L’Union des propriétaires souhaite que la loi ALUR soit très largement remaniée, lors du débat au parlement.
La Loi ALUR cristallise les craintes des propriétaires. En effet, à partir de mardi sera examinée au parlement le projet de loi pour l’Accès au Logement et un Urbanisme Rénové dit loi « ALUR ». UN texte mal accueilli par les propriétaires bailleurs du fait de plusieurs dispositions de la loi. Selon l’UNPI, il supprimerait en effet toute liberté contractuelle, et complexifierait à l'extrême les rapports locatifs, via notamment le recours obligatoire à un bail type ou encore le mode de fixation du loyer
Selon l’Union, qui a écrit à chaque député, il « regorge de dispositions défavorables au bailleur (action en diminution des loyers ; encadrement des meublés…) » et rompt gravement l'équilibre nécessaire à la sérénité locative, en opposant bailleurs et locataires.

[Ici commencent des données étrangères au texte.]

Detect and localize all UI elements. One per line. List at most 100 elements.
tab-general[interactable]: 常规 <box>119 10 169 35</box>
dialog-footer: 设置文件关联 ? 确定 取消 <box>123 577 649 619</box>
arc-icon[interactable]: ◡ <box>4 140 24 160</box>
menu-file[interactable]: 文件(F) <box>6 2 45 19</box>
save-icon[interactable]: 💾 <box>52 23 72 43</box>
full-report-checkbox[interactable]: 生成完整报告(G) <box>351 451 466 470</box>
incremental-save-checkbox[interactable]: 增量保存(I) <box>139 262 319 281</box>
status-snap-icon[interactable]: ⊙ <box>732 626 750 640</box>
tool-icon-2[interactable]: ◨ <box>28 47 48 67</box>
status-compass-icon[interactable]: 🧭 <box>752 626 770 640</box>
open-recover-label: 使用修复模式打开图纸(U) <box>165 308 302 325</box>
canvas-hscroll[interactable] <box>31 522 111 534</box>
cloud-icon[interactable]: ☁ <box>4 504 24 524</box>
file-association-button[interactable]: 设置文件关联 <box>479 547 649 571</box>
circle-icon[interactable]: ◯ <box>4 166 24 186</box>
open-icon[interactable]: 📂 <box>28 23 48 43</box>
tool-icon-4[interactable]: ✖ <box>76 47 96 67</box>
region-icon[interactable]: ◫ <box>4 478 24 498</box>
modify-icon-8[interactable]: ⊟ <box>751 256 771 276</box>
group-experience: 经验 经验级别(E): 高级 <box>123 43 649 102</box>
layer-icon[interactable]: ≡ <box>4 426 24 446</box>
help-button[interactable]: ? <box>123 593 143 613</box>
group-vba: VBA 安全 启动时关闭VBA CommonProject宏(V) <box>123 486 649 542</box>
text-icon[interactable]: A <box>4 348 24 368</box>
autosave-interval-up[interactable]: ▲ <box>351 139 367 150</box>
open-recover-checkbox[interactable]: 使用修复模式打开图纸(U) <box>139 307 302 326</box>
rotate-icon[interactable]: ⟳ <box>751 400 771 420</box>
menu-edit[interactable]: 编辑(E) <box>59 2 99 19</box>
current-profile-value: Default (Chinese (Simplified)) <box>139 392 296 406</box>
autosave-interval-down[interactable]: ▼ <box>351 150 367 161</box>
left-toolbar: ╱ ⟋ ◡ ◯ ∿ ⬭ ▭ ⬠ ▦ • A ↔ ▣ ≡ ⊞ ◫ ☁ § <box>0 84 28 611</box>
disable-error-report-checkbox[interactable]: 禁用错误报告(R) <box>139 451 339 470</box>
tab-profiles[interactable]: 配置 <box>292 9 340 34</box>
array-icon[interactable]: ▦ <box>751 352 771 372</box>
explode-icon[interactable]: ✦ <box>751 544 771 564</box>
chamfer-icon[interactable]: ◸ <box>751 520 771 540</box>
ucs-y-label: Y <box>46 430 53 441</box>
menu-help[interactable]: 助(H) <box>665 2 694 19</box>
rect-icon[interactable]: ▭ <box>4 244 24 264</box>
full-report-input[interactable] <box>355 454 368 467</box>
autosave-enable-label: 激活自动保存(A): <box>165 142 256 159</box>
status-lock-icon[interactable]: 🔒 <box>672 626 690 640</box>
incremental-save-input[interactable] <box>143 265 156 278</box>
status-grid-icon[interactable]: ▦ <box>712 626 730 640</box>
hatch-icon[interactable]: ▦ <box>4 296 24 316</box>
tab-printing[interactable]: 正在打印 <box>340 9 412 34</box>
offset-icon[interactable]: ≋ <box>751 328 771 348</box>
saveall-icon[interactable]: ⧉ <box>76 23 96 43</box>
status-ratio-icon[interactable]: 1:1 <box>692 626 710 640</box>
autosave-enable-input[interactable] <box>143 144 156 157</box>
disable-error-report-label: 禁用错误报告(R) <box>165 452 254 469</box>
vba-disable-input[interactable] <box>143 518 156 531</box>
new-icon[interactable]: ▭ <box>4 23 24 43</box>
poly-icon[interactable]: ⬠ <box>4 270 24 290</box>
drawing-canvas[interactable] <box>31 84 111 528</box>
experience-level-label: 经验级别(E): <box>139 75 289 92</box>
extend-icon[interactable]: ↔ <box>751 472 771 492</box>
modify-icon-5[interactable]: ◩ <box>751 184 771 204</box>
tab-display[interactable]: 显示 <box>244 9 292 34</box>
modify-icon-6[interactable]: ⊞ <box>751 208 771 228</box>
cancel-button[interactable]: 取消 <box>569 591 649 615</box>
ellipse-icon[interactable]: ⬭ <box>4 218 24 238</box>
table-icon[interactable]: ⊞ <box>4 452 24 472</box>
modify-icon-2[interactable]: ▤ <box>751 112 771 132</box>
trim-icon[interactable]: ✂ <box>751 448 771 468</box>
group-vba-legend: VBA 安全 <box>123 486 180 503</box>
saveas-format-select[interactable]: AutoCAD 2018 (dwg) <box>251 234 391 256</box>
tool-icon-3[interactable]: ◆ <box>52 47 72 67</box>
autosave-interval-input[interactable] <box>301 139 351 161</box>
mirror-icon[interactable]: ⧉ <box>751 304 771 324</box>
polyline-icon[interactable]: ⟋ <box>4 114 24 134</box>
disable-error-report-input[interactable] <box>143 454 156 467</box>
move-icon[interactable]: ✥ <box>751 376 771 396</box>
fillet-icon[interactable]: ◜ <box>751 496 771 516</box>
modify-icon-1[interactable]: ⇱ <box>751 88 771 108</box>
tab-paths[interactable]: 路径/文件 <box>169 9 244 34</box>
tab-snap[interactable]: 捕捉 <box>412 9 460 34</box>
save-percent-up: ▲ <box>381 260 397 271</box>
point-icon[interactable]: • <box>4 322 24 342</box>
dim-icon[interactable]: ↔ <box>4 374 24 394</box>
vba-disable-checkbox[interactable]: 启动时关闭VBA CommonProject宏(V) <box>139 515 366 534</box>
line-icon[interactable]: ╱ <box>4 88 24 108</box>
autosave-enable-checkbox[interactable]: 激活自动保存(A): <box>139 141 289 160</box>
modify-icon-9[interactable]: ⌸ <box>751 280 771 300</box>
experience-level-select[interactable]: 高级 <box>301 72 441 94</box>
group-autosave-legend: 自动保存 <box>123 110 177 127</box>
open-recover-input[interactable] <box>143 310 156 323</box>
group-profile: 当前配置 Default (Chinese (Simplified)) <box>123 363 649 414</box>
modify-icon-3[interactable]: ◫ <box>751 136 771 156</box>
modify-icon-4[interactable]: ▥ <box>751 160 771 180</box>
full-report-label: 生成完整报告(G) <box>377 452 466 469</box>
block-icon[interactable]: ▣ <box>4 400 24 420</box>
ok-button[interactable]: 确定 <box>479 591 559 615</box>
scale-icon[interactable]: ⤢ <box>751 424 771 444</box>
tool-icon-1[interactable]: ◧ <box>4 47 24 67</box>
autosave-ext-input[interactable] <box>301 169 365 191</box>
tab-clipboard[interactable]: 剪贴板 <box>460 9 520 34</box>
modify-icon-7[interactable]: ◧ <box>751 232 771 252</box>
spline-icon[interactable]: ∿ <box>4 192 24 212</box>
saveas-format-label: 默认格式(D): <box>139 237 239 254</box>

« De plus, le financement d’une garantie universelle des loyers assurée par une NOUVELLE TAXE est inacceptable, alors que la rentabilité nette après impôt de l’investissement locatif s’est déjà effondrée » note l’UNPI, qui craint que si ce texte était adopté en l'état, il aurait des effets exactement contraires à l’objectif prévu qui est de favoriser l’accès pour tous à un logement, et entrainera « la disparition des investisseurs dans ce secteur ». Des projets d’amendements ont ainsi été transmis par l'UNPI à certains députés dans le but de rectifier le tir en faveur des propriétaires.